The painting depicts the fun, carefree game of croquet, offering a glimpse into the life at the time. However, although the photo seems to be a snapshot into the life of the four people, they were strategically placed and posed for the painting. The models included Manet’s colleague Alfred Stevens, his friend Paul Roudier, model Alice Lecouve, and model Victorine Meuren in 1873. The painting, Game of Croquet, manifests the classic French pastime, as the four individuals play amongst each other. As the painting is staged, the viewer is able to witness how the individuals are strategically placed. One of the models is dresses is a long white dress, belted at the waist. She wears a blue structured hat that flows down her back as she hits the ball. The woman opposed to her stands and stares, as she is dresses in a thick navy blue dress.

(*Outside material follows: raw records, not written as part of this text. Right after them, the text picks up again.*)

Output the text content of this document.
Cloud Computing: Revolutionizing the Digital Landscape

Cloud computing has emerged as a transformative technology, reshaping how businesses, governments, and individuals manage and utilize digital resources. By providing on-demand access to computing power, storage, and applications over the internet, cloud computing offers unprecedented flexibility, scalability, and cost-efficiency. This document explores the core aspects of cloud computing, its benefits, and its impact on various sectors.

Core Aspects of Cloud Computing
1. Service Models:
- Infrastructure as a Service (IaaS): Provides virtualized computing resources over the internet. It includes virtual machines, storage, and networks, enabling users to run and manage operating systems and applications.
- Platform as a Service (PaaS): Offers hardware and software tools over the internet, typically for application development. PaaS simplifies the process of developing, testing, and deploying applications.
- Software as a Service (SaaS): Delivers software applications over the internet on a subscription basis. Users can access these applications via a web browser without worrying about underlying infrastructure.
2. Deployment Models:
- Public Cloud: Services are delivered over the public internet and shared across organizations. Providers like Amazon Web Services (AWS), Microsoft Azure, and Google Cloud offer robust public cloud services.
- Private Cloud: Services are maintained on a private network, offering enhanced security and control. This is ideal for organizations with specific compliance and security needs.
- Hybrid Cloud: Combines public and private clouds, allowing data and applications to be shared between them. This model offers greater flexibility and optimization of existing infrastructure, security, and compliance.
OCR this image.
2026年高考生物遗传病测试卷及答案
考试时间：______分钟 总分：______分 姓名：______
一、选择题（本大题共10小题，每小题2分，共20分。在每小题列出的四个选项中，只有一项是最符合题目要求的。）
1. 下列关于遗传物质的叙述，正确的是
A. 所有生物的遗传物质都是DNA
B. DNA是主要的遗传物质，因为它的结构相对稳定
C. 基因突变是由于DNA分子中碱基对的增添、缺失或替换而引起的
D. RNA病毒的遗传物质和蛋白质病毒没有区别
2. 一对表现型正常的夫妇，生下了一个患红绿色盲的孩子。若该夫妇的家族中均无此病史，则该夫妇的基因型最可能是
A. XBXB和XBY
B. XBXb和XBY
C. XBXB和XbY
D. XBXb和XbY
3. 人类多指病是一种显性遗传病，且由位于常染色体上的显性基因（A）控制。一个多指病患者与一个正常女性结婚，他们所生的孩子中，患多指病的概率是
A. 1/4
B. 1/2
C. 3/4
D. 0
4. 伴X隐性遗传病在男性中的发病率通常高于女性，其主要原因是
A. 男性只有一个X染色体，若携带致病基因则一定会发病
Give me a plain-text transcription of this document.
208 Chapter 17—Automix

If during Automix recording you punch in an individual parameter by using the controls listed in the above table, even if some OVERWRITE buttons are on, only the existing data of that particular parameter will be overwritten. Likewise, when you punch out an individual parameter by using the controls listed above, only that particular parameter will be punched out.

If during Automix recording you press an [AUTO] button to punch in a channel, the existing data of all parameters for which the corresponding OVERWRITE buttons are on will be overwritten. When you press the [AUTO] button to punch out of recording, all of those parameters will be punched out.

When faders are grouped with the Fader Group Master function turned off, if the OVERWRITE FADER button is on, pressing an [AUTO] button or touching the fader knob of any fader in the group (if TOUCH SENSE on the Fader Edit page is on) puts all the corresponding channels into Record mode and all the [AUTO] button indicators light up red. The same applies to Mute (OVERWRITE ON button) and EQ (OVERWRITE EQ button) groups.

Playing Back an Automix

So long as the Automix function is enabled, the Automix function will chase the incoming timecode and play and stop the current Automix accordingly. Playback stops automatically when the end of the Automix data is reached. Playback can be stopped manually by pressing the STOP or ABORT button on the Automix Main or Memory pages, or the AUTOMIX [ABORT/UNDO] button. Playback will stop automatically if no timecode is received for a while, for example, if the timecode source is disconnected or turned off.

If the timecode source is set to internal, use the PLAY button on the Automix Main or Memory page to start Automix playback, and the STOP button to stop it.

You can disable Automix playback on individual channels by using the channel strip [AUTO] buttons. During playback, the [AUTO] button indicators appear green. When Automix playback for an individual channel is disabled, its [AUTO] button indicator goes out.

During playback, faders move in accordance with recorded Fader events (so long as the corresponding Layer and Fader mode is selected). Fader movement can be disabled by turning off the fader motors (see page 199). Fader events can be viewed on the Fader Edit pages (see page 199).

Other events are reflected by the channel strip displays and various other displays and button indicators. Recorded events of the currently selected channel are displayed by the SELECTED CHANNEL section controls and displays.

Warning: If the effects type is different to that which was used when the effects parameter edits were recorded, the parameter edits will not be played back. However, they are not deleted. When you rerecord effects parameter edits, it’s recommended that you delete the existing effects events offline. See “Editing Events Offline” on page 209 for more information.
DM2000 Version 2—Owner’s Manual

She is accessorized with a small black hat and a cane, which she leans upon. Both women partake in the activity, however are clothed in immensely thick attire, allowing the viewer to question how they are able to play the game of croquet. The man sitting on the floor next to the woman dress in navy blue follows her gaze, as he looks at the women in white playing croquet. He is dressed in a classic white dress shirt with dress pants, accompanied by a white and black hat. Finally in the background, seems to be another male, dresses in a light yellow jacket, accompanied by white dress pants. The man seems to be studying the course on his own and planning his next hit.
The piece illustrates an array of history as it hints to different economic, political and social ideas. Art critics argue that perhaps the piece promotes gender equality through the carefree game between men and woman. The emotion felt through Game of Croquet gleams happiness and ease as the 4 individuals enjoy the activity. There seems to be a carefree allure to the piece, as the man sits on the grass and the background showcases the beauty of nature. The colours used within the piece are an array of shades of green, mixed with greys and blues. The lush array of greenery within the piece illustrates Manet’s progression into impressionism, as the background gently merges together.